Scrivono i Comitati "I devastatori come Passera, Polverini, Alemanno spalleggiati da Impregilo-Salini, in maniera irresponsabile hanno fatto approvare al CIPE del 3 Agosto 2012 il tratto A12-Tor de Cenci dall'impattante percorso, costituito da viadotti, gallerie, ponte sul fiume Tevere lungo 1.500 mt e alto 25mt.
Non sono bastate:
- le centinaia di firme in calce alla petizione popolare e le altrettante lettere mandate on line al Sindaco di Roma, Alemanno;
- la ferma opposizione delle comunità locali espressa con partecipatissime assemblee nelle parrocchie e nella manifestazione del 20 Giugno 2012, sotto il Ministero delle Infrastrutture.
Per questi motivi oggi siamo costretti a rilanciare la mobilitazione contro questa opera inutile che spaccherà quattro quartieri con una "camionabile" mostruosa d'asfalto e cemento, inquinante sia a livello acustico  che atmosferico. La nostra lotta ed ecoresistenza continua con altre forme come il presidio permanente su un'area interessata dal percorso dell'autostrada.
Al fine di sostenere il nostro impegno civico e le nostre proposte alternative come l'adeguamento in sicurezza di tutta la V. Pontina e la metropolitana leggera Roma-Pomezia-Ardea chiediamo la partecipazione e la solidarietà di tutti/e i/le cittadini/e, le Associazioni, i Comitati, i Partiti e i Sindacati dell'area romana, pontina e non solo.

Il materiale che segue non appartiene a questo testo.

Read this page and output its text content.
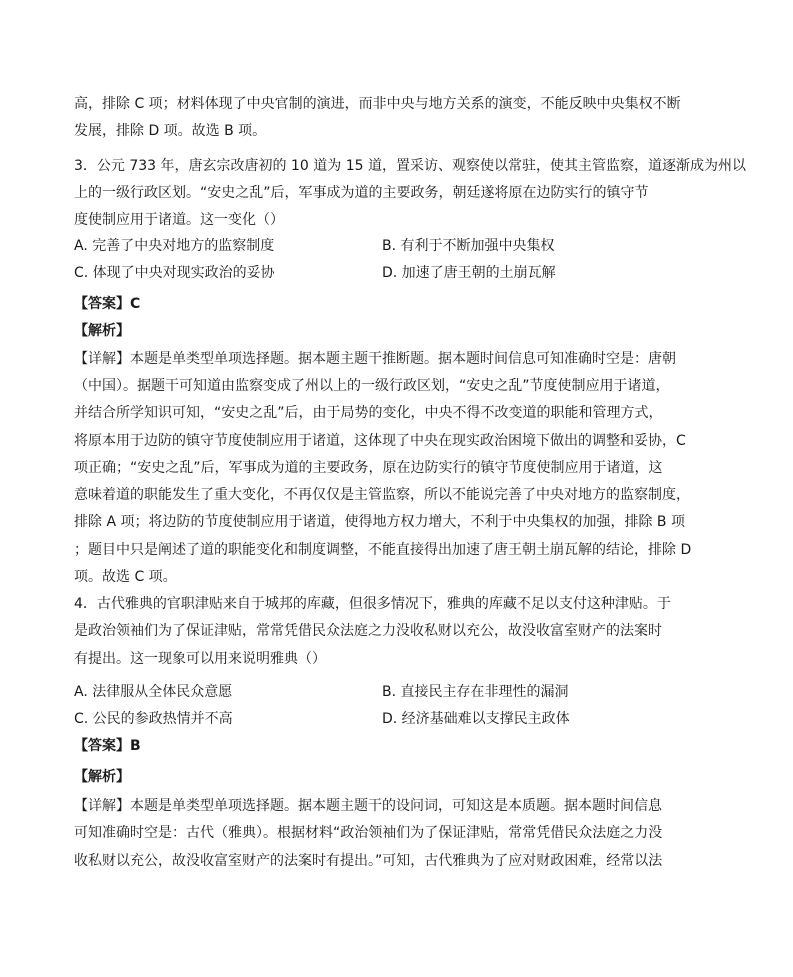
高，排除 C 项；材料体现了中央官制的演进，而非中央与地方关系的演变，不能反映中央集权不断
发展，排除 D 项。故选 B 项。
3．公元 733 年，唐玄宗改唐初的 10 道为 15 道，置采访、观察使以常驻，使其主管监察，道逐渐成为州以
上的一级行政区划。“安史之乱”后，军事成为道的主要政务，朝廷遂将原在边防实行的镇守节
度使制应用于诸道。这一变化（）
A. 完善了中央对地方的监察制度	B. 有利于不断加强中央集权
C. 体现了中央对现实政治的妥协	D. 加速了唐王朝的土崩瓦解
【答案】C
【解析】
【详解】本题是单类型单项选择题。据本题主题干推断题。据本题时间信息可知准确时空是：唐朝
（中国）。据题干可知道由监察变成了州以上的一级行政区划，“安史之乱”节度使制应用于诸道，
并结合所学知识可知，“安史之乱”后，由于局势的变化，中央不得不改变道的职能和管理方式，
将原本用于边防的镇守节度使制应用于诸道，这体现了中央在现实政治困境下做出的调整和妥协，C
项正确；“安史之乱”后，军事成为道的主要政务，原在边防实行的镇守节度使制应用于诸道，这
意味着道的职能发生了重大变化，不再仅仅是主管监察，所以不能说完善了中央对地方的监察制度，
排除 A 项；将边防的节度使制应用于诸道，使得地方权力增大，不利于中央集权的加强，排除 B 项
；题目中只是阐述了道的职能变化和制度调整，不能直接得出加速了唐王朝土崩瓦解的结论，排除 D
项。故选 C 项。
4．古代雅典的官职津贴来自于城邦的库藏，但很多情况下，雅典的库藏不足以支付这种津贴。于
是政治领袖们为了保证津贴，常常凭借民众法庭之力没收私财以充公，故没收富室财产的法案时
有提出。这一现象可以用来说明雅典（）
A. 法律服从全体民众意愿	B. 直接民主存在非理性的漏洞
C. 公民的参政热情并不高	D. 经济基础难以支撑民主政体
【答案】B
【解析】
【详解】本题是单类型单项选择题。据本题主题干的设问词，可知这是本质题。据本题时间信息
可知准确时空是：古代（雅典）。根据材料“政治领袖们为了保证津贴，常常凭借民众法庭之力没
收私财以充公，故没收富室财产的法案时有提出。”可知，古代雅典为了应对财政困难，经常以法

Concludendo, ribadiamo per il bene delle nostre comunità e dell'unità nel perseguire l'obiettivo di difendere la nostra terra, che il nostro Comitato è autonomo, indipendente e autofinanziato. La nostra storia di resistenza e opposizione coerente e conseguente contro Storace, Marrazzo e Polverini, centri destri e centri sinistri fautori della devastazione, parla da sola"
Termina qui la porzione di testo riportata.